Of course, the water doesn’t have to be a highland-style lake for the Rogue to be productive. In late February 2011on Texas’ Lewisville Lake, Mark Tucker won a Central Open twitching a Suspending Rattlin’ Rogue. He fished the bait on monofilament line, which he felt kept the lure suspending at the right depth (actually rising in the water column in super-slow motion).

Tucker’s win was more of a traditional jerkbait situation, though, with cold water and lots of long pauses between twitches. Traditional retrieve with a Rogue or other jerkbait is to crank the lure down to its maximum depth, then use the rod tip to provide twitches that cause the lure to dart erratically one way or the other.  A typical cadence is “twitch-twitch-pause” and it’s often the duration of the pause that proves the difference between catching fish and simply standing in a boat freezing your tail off.
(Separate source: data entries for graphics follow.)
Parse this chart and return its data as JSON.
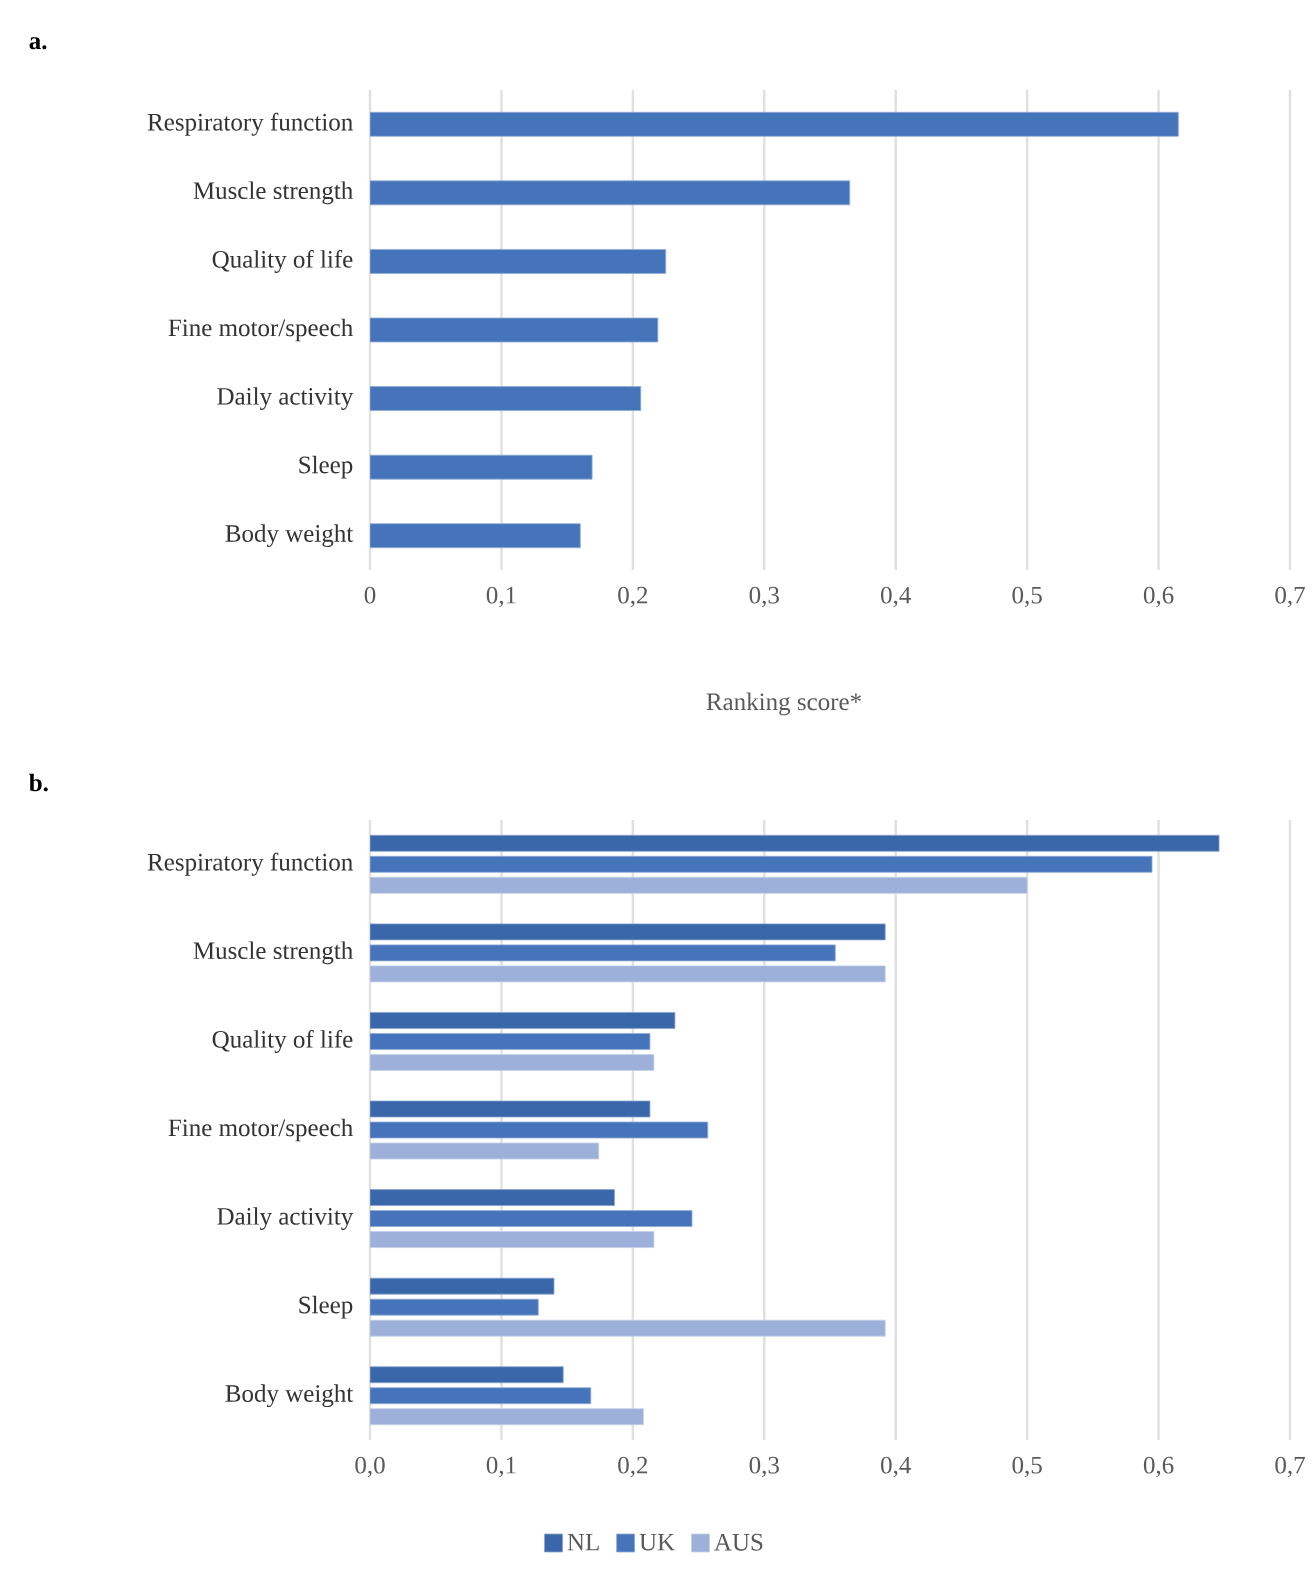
{
  "chart_data": [
    {
      "type": "bar",
      "orientation": "horizontal",
      "title": "a.",
      "xlabel": "Ranking score*",
      "categories": [
        "Respiratory function",
        "Muscle strength",
        "Quality of life",
        "Fine motor/speech",
        "Daily activity",
        "Sleep",
        "Body weight"
      ],
      "series": [
        {
          "color": "#4674bb",
          "values": [
            0.615,
            0.365,
            0.225,
            0.219,
            0.206,
            0.169,
            0.16
          ]
        }
      ],
      "xlim": [
        0,
        0.7
      ],
      "xticks": [
        0,
        {
          "value": 0.1,
          "label": "0,1"
        },
        {
          "value": 0.2,
          "label": "0,2"
        },
        {
          "value": 0.3,
          "label": "0,3"
        },
        {
          "value": 0.4,
          "label": "0,4"
        },
        {
          "value": 0.5,
          "label": "0,5"
        },
        {
          "value": 0.6,
          "label": "0,6"
        },
        {
          "value": 0.7,
          "label": "0,7"
        }
      ],
      "grid": "x",
      "legend": false
    },
    {
      "type": "bar",
      "orientation": "horizontal",
      "title": "b.",
      "categories": [
        "Respiratory function",
        "Muscle strength",
        "Quality of life",
        "Fine motor/speech",
        "Daily activity",
        "Sleep",
        "Body weight"
      ],
      "series": [
        {
          "name": "NL",
          "color": "#3a67aa",
          "values": [
            0.646,
            0.392,
            0.232,
            0.213,
            0.186,
            0.14,
            0.147
          ]
        },
        {
          "name": "UK",
          "color": "#4674bb",
          "values": [
            0.595,
            0.354,
            0.213,
            0.257,
            0.245,
            0.128,
            0.168
          ]
        },
        {
          "name": "AUS",
          "color": "#9db0d9",
          "values": [
            0.5,
            0.392,
            0.216,
            0.174,
            0.216,
            0.392,
            0.208
          ]
        }
      ],
      "xlim": [
        0,
        0.7
      ],
      "xticks": [
        {
          "value": 0,
          "label": "0,0"
        },
        {
          "value": 0.1,
          "label": "0,1"
        },
        {
          "value": 0.2,
          "label": "0,2"
        },
        {
          "value": 0.3,
          "label": "0,3"
        },
        {
          "value": 0.4,
          "label": "0,4"
        },
        {
          "value": 0.5,
          "label": "0,5"
        },
        {
          "value": 0.6,
          "label": "0,6"
        },
        {
          "value": 0.7,
          "label": "0,7"
        }
      ],
      "grid": "x",
      "legend": "bottom"
    }
  ]
}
“The colder the water, the slower you want to fish it,” said former Classic Champion Alton Jones. “After you jerk it down four or five times, begin twitching it with long pauses between moves. Sometimes I may let it sit 15 to 20 seconds before twitching it again if the water is in the lower 40s. As the water warms up, you don’t need to let it pause that long.”
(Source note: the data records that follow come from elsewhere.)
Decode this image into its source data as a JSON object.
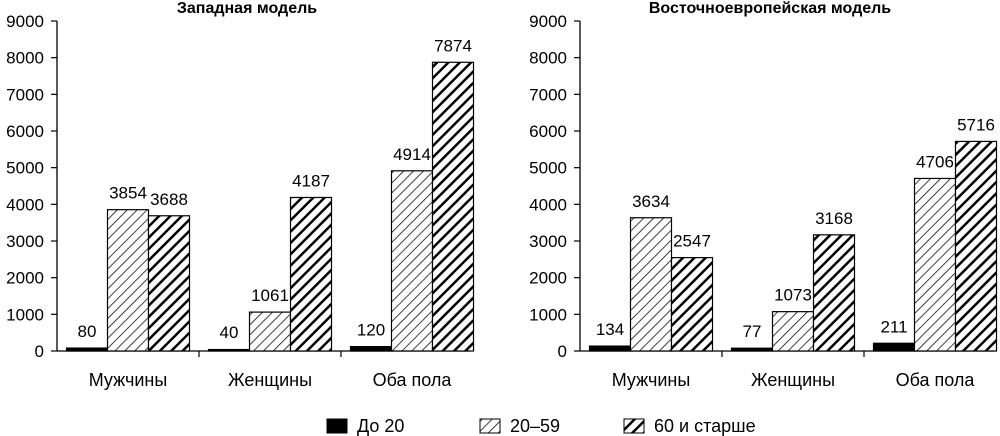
{
  "chart_data": [
    {
      "type": "bar",
      "title": "Западная модель",
      "categories": [
        "Мужчины",
        "Женщины",
        "Оба пола"
      ],
      "series": [
        {
          "name": "До 20",
          "values": [
            80,
            40,
            120
          ]
        },
        {
          "name": "20–59",
          "values": [
            3854,
            1061,
            4914
          ]
        },
        {
          "name": "60 и старше",
          "values": [
            3688,
            4187,
            7874
          ]
        }
      ],
      "ylim": [
        0,
        9000
      ],
      "yticks": [
        "0",
        "1000",
        "2000",
        "3000",
        "4000",
        "5000",
        "6000",
        "7000",
        "8000",
        "9000"
      ],
      "grid": false
    },
    {
      "type": "bar",
      "title": "Восточноевропейская модель",
      "categories": [
        "Мужчины",
        "Женщины",
        "Оба пола"
      ],
      "series": [
        {
          "name": "До 20",
          "values": [
            134,
            77,
            211
          ]
        },
        {
          "name": "20–59",
          "values": [
            3634,
            1073,
            4706
          ]
        },
        {
          "name": "60 и старше",
          "values": [
            2547,
            3168,
            5716
          ]
        }
      ],
      "ylim": [
        0,
        9000
      ],
      "yticks": [
        "0",
        "1000",
        "2000",
        "3000",
        "4000",
        "5000",
        "6000",
        "7000",
        "8000",
        "9000"
      ],
      "grid": false
    }
  ],
  "legend": {
    "placement": "bottom",
    "items": [
      {
        "label": "До 20",
        "pattern": "solid",
        "color": "#000000"
      },
      {
        "label": "20–59",
        "pattern": "hatch-light",
        "color": "#000000"
      },
      {
        "label": "60 и старше",
        "pattern": "hatch-heavy",
        "color": "#000000"
      }
    ]
  }
}
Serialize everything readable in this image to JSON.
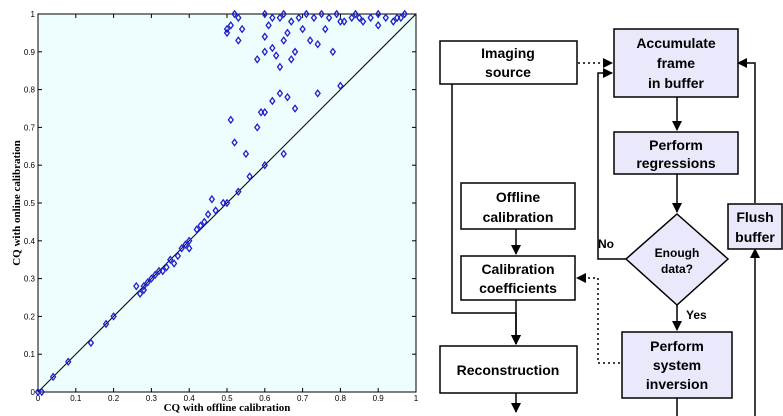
{
  "chart_data": {
    "type": "scatter",
    "xlabel": "CQ with offline calibration",
    "ylabel": "CQ with online calibration",
    "xlim": [
      0,
      1
    ],
    "ylim": [
      0,
      1
    ],
    "xticks": [
      "0",
      "0.1",
      "0.2",
      "0.3",
      "0.4",
      "0.5",
      "0.6",
      "0.7",
      "0.8",
      "0.9",
      "1"
    ],
    "yticks": [
      "0",
      "0.1",
      "0.2",
      "0.3",
      "0.4",
      "0.5",
      "0.6",
      "0.7",
      "0.8",
      "0.9",
      "1"
    ],
    "reference_line": "y = x",
    "colors": {
      "markers": "#1f1fcc",
      "background": "#eefdfd"
    },
    "points": [
      [
        0.0,
        0.0
      ],
      [
        0.01,
        0.0
      ],
      [
        0.04,
        0.04
      ],
      [
        0.08,
        0.08
      ],
      [
        0.14,
        0.13
      ],
      [
        0.18,
        0.18
      ],
      [
        0.2,
        0.2
      ],
      [
        0.26,
        0.28
      ],
      [
        0.27,
        0.26
      ],
      [
        0.28,
        0.27
      ],
      [
        0.28,
        0.28
      ],
      [
        0.29,
        0.29
      ],
      [
        0.3,
        0.3
      ],
      [
        0.31,
        0.31
      ],
      [
        0.32,
        0.32
      ],
      [
        0.33,
        0.32
      ],
      [
        0.34,
        0.33
      ],
      [
        0.35,
        0.35
      ],
      [
        0.36,
        0.34
      ],
      [
        0.37,
        0.36
      ],
      [
        0.38,
        0.38
      ],
      [
        0.39,
        0.39
      ],
      [
        0.4,
        0.38
      ],
      [
        0.4,
        0.4
      ],
      [
        0.42,
        0.43
      ],
      [
        0.43,
        0.44
      ],
      [
        0.44,
        0.45
      ],
      [
        0.45,
        0.47
      ],
      [
        0.46,
        0.51
      ],
      [
        0.47,
        0.48
      ],
      [
        0.49,
        0.5
      ],
      [
        0.5,
        0.5
      ],
      [
        0.53,
        0.53
      ],
      [
        0.56,
        0.57
      ],
      [
        0.6,
        0.6
      ],
      [
        0.65,
        0.63
      ],
      [
        0.51,
        0.72
      ],
      [
        0.52,
        0.66
      ],
      [
        0.55,
        0.63
      ],
      [
        0.58,
        0.7
      ],
      [
        0.59,
        0.74
      ],
      [
        0.6,
        0.74
      ],
      [
        0.62,
        0.77
      ],
      [
        0.64,
        0.79
      ],
      [
        0.66,
        0.78
      ],
      [
        0.68,
        0.75
      ],
      [
        0.74,
        0.79
      ],
      [
        0.8,
        0.81
      ],
      [
        0.5,
        0.95
      ],
      [
        0.5,
        0.96
      ],
      [
        0.51,
        0.97
      ],
      [
        0.52,
        1.0
      ],
      [
        0.53,
        0.99
      ],
      [
        0.53,
        0.93
      ],
      [
        0.54,
        0.96
      ],
      [
        0.58,
        0.88
      ],
      [
        0.6,
        0.9
      ],
      [
        0.6,
        0.94
      ],
      [
        0.61,
        0.97
      ],
      [
        0.62,
        0.91
      ],
      [
        0.63,
        0.89
      ],
      [
        0.64,
        0.86
      ],
      [
        0.65,
        0.93
      ],
      [
        0.66,
        0.95
      ],
      [
        0.67,
        0.88
      ],
      [
        0.68,
        0.9
      ],
      [
        0.7,
        0.96
      ],
      [
        0.72,
        0.93
      ],
      [
        0.74,
        0.92
      ],
      [
        0.76,
        0.96
      ],
      [
        0.78,
        0.9
      ],
      [
        0.8,
        0.98
      ],
      [
        0.6,
        1.0
      ],
      [
        0.62,
        0.99
      ],
      [
        0.64,
        0.99
      ],
      [
        0.65,
        1.0
      ],
      [
        0.67,
        0.98
      ],
      [
        0.69,
        0.99
      ],
      [
        0.71,
        1.0
      ],
      [
        0.73,
        0.99
      ],
      [
        0.75,
        1.0
      ],
      [
        0.77,
        0.99
      ],
      [
        0.79,
        1.0
      ],
      [
        0.81,
        0.98
      ],
      [
        0.83,
        0.99
      ],
      [
        0.85,
        0.99
      ],
      [
        0.86,
        0.98
      ],
      [
        0.88,
        0.99
      ],
      [
        0.9,
        0.97
      ],
      [
        0.92,
        0.99
      ],
      [
        0.94,
        0.98
      ],
      [
        0.95,
        0.99
      ],
      [
        0.96,
        0.99
      ],
      [
        0.97,
        1.0
      ],
      [
        0.84,
        1.0
      ],
      [
        0.9,
        1.0
      ]
    ]
  },
  "flowchart": {
    "nodes": {
      "imaging_source": {
        "lines": [
          "Imaging",
          "source"
        ]
      },
      "accumulate": {
        "lines": [
          "Accumulate",
          "frame",
          "in buffer"
        ]
      },
      "perform_regressions": {
        "lines": [
          "Perform",
          "regressions"
        ]
      },
      "offline_calibration": {
        "lines": [
          "Offline",
          "calibration"
        ]
      },
      "calibration_coefficients": {
        "lines": [
          "Calibration",
          "coefficients"
        ]
      },
      "enough_data": {
        "lines": [
          "Enough",
          "data?"
        ]
      },
      "flush_buffer": {
        "lines": [
          "Flush",
          "buffer"
        ]
      },
      "reconstruction": {
        "lines": [
          "Reconstruction"
        ]
      },
      "perform_inversion": {
        "lines": [
          "Perform",
          "system",
          "inversion"
        ]
      }
    },
    "edge_labels": {
      "no": "No",
      "yes": "Yes"
    },
    "colors": {
      "highlight_fill": "#e9e9fb",
      "plain_fill": "#ffffff",
      "stroke": "#000000"
    }
  }
}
Before Smithwick designers perfected the art of near-neutral buoyancy, anglers would use all manner of tricks to get Rogues to suspend in the water column, from wrapping lead wire around the hooks to actually drilling holes in the body, inserting weights and sealing the holes. Now there’s no need to do anything except pull it out of the package and tie it on, but the knot you use can affect the action of the lure.
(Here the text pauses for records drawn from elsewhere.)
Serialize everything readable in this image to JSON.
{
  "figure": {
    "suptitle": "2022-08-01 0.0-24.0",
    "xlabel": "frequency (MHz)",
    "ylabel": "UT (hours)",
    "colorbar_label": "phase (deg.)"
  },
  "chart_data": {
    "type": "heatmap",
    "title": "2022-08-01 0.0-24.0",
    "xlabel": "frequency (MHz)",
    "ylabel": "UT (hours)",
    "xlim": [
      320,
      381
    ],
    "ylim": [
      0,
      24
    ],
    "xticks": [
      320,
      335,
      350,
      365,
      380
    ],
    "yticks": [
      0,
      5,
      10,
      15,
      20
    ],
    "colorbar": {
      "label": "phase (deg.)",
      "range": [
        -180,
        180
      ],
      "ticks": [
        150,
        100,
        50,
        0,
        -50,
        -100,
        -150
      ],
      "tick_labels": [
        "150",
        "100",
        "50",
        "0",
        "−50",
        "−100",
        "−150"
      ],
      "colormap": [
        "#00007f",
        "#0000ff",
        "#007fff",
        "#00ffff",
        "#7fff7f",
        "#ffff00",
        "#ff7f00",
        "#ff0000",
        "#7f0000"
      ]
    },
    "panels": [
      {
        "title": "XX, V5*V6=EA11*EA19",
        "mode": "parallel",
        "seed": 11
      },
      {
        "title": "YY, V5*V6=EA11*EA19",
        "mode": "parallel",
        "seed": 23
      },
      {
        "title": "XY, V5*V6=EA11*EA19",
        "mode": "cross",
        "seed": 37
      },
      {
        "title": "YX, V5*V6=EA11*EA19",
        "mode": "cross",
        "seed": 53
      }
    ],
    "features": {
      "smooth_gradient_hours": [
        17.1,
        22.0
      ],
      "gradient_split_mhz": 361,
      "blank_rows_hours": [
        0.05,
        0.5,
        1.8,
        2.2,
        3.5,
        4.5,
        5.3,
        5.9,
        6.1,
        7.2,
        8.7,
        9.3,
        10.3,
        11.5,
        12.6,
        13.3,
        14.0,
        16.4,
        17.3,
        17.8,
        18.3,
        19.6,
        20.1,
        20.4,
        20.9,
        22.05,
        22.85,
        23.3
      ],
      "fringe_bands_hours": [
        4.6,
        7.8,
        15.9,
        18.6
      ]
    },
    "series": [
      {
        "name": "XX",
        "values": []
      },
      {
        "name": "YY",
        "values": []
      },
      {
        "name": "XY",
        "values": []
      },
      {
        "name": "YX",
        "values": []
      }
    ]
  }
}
A loop knot allows for even more freedom for the bait to dart more erratically than with a knot that snugs up to the split ring. Line type also makes a difference. Topwater guru Zell Rowland says that when he wants his jerkbait to dig deeper, he goes to a lighter weight line.

“Lighter line also gives your lure more action,” he said. “If you want to fish the bait shallower, use a heavier line.”

The act of twitching a jerkbait can be an art. The angler needs the correct amount of slack in the line to get maximum erratic movement, and the actual twitch has been described as the motion used to snap a yo-yo back up. But maximum movement, however, may not be what the fish want. Most pros suggest experimenting with various twitch cadences and pause durations, and learning from each strike.

Jerkbait strikes can occur when the lure is paused or as it begins to dart away when twitched. This teasing action creates the ultimate reaction bite strike. The slender minnow is there, paused suspended right in front of the bass, then, “zip” it darts away to escape and the bass snaps it up. This reaction strike is key to the jerkbait’s success. Bass don’t feed heavily in cold water, and they certainly won’t chase down a lure. But one that hovers right in front, then gives a panicked escape attempt, triggers the fish to strike.

Alabama guide and tournament pro Jimmy Mason fishes jerk baits heavily during the winter and prespawn periods, and lists water temperatures of 45 to 55 degrees as prime time. He catches largemouth and smallmouth bass with jerk baits at this time, and noted that the best color pattern that he's found for Southern smallies is the Clown colored Rogue.